Nun also gilt die Inzidenz nichts mehr. Die Inzidenz war seit je her schon eine Luftnummer. Ohne Berücksichtigung von Prävalenz, ct-Wert und anderen relevanten Faktoren war sie nur eine Zahl ohne größere Aussagekraft. Genau so wie vorher der R-Wert und davor die Verdoppelungszahl.Klar, findige Mathematiker haben so lange ihre Formeln hingebogen, bis sich eine Korrelation zwischen Inzidenz und Belegung der Intensivbetten ergab. Angesichts der zahlreichen Paradigmenwechsel bei den Tests und der schwankenden Zahl von verfügbaren Betten ist das schon eine stramme Leistung.
Nun hat man ohne größere Debatte die Inzidenz, die eh schon immer 10-14 Tage hinter der Infektion hinter her hinkt, durch die Belegung der Intensivstationen ersetzt. Also noch mal ein paar Tage später. Gratuliere, beim Thema "Totzeit" (Deadband) voll geschlafen bzw. nie auch nur eine Vorlesung in Regelungstechnik besucht.
Man stelle sich mal vor, man säße in einem Auto. Doch anstatt einer Windschutzscheibe hat man ein Display, welches mit einer Kamera auf der Motorhaube verbunden ist. Doch zwischen Kamera und Display sorgt die Technik für eine Minute Laufzeit-Verzögerung. So kann man kein Auto steuern.
Wenn man überhaupt noch bei der aktuellen Quote aus doppelt Geimpften und Genesenen Maßnahmen braucht, dann sollte man die Zahlen gewichten. Nach 18 Monaten sollte man wissen, was ein "positiver Test" bei einem gesunden Zwanzigjährigen bedeutet. Wie hoch die Wahrscheinlichkeit ist, dass er intensivmedizinisch behandelt werden muss.
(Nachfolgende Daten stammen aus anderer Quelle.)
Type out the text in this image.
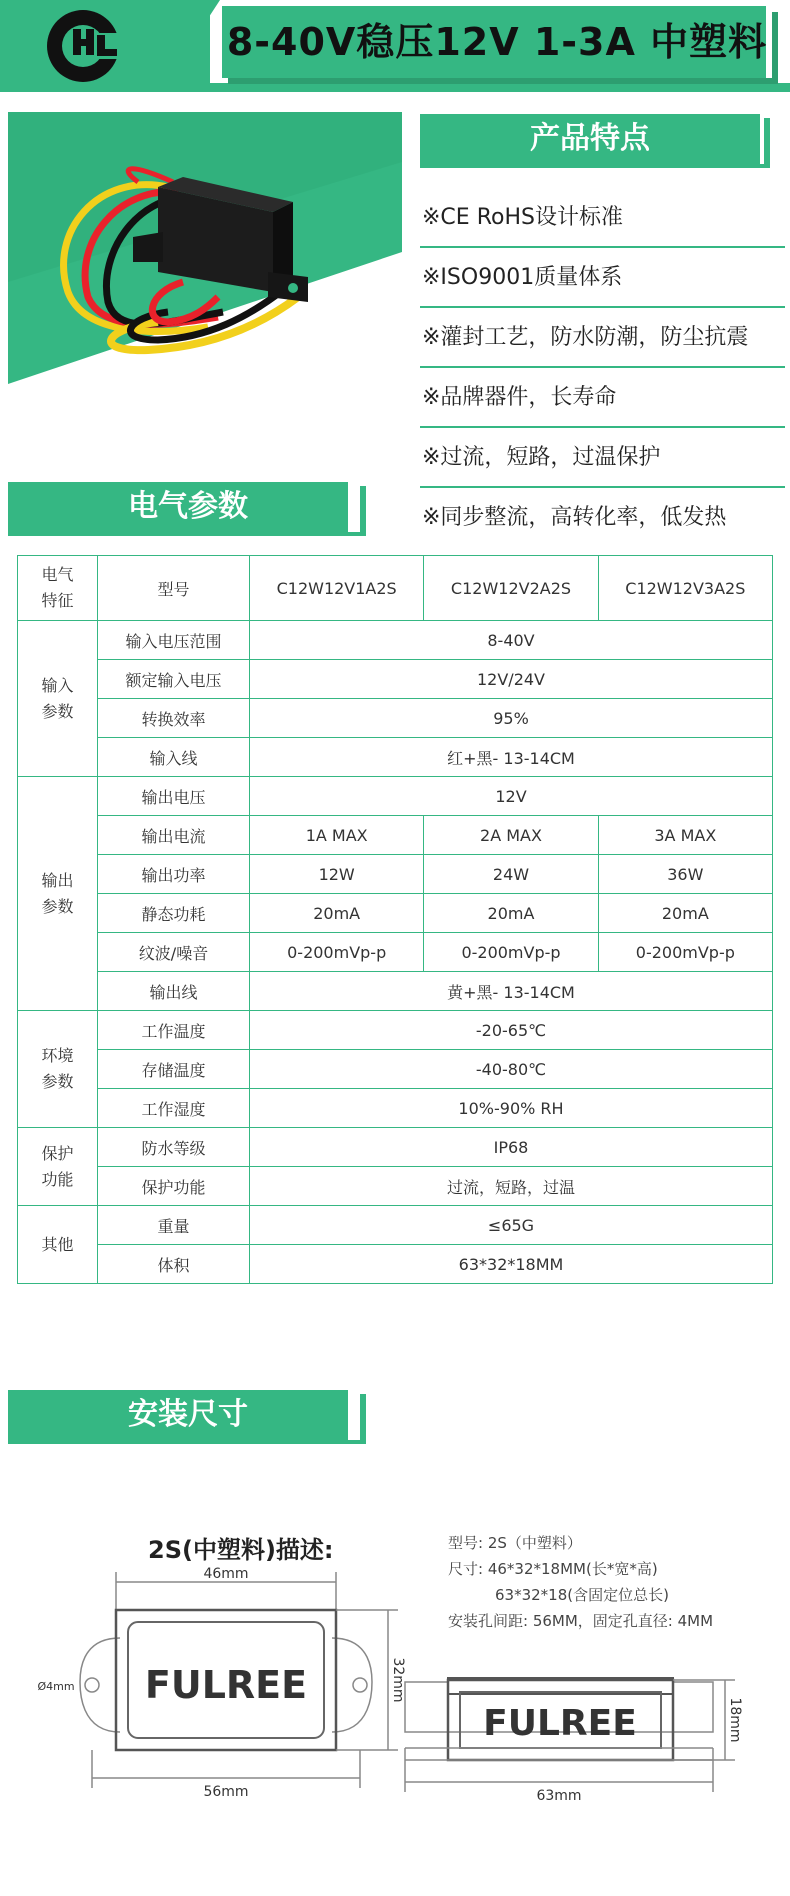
8-40V稳压12V 1-3A 中塑料
产品特点
※CE RoHS设计标准
※ISO9001质量体系
※灌封工艺，防水防潮，防尘抗震
※品牌器件，长寿命
※过流，短路，过温保护
※同步整流，高转化率，低发热
电气参数
电气
特征	型号	C12W12V1A2S	C12W12V2A2S	C12W12V3A2S
输入
参数	输入电压范围	8-40V		
	额定输入电压	12V/24V		
	转换效率	95%		
	输入线	红+黑- 13-14CM		
输出
参数	输出电压	12V		
	输出电流	1A MAX	2A MAX	3A MAX
	输出功率	12W	24W	36W
	静态功耗	20mA	20mA	20mA
	纹波/噪音	0-200mVp-p	0-200mVp-p	0-200mVp-p
	输出线	黄+黑- 13-14CM		
环境
参数	工作温度	-20-65℃		
	存储温度	-40-80℃		
	工作湿度	10%-90% RH		
保护
功能	防水等级	IP68		
	保护功能	过流，短路，过温		
其他	重量	≤65G		
	体积	63*32*18MM		
安装尺寸
2S(中塑料)描述:	型号: 2S（中塑料）
尺寸: 46*32*18MM(长*宽*高)
63*32*18(含固定位总长)
安装孔间距: 56MM，固定孔直径: 4MM
46mm
56mm	63mm
Ø4mm	32mm
18mm
FULREE
FULREE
Und ebenso sollten Zahlen dazu vorliegen, wie häufig doppelt geimpfte Senioren im Fall einer erneuten Erkrankung auf der Intensivstation behandelt werden müssen.
Die Gewichtung von Rohdaten zählt zu den elementaren Grundfertigkeiten von Mathematikern und Statistikern. Wer Zahlen ohne Berücksichtigung der Relevanz einfach zusammen rechnet, der sollte besser gleich die Finger davon lassen und lieber das Feld für Fachleute räumen. Nach 18 Monaten darf man erwarten, dass politische Entscheidungen zur Bekämpfung der Pandemie auf ein solides Fundament gestellt werden.
Alles andere ist Willkür.
Mich würde brennend interessieren, ob Labore mittlerweile ihre Daten digital an das RKI übermitteln. Herr Wieler hat dies vor einem Jahr einmal in einer PK angekündigt. Seit dem ist es still darum geworden. Ich vermute, da die Zahlen an den Wochenenden noch immer kleiner ausfallen als unter der Woche, obwohl Testzentren und Labore mutmaßlich auch an den Wochenenden arbeiten (zumindest würde ich dies erwarten), dass es unverändert bei der Auswertung hapert. Schon merkwürdig, dass man hier nicht längst mit technischen Mitteln die Latenz verringert hat.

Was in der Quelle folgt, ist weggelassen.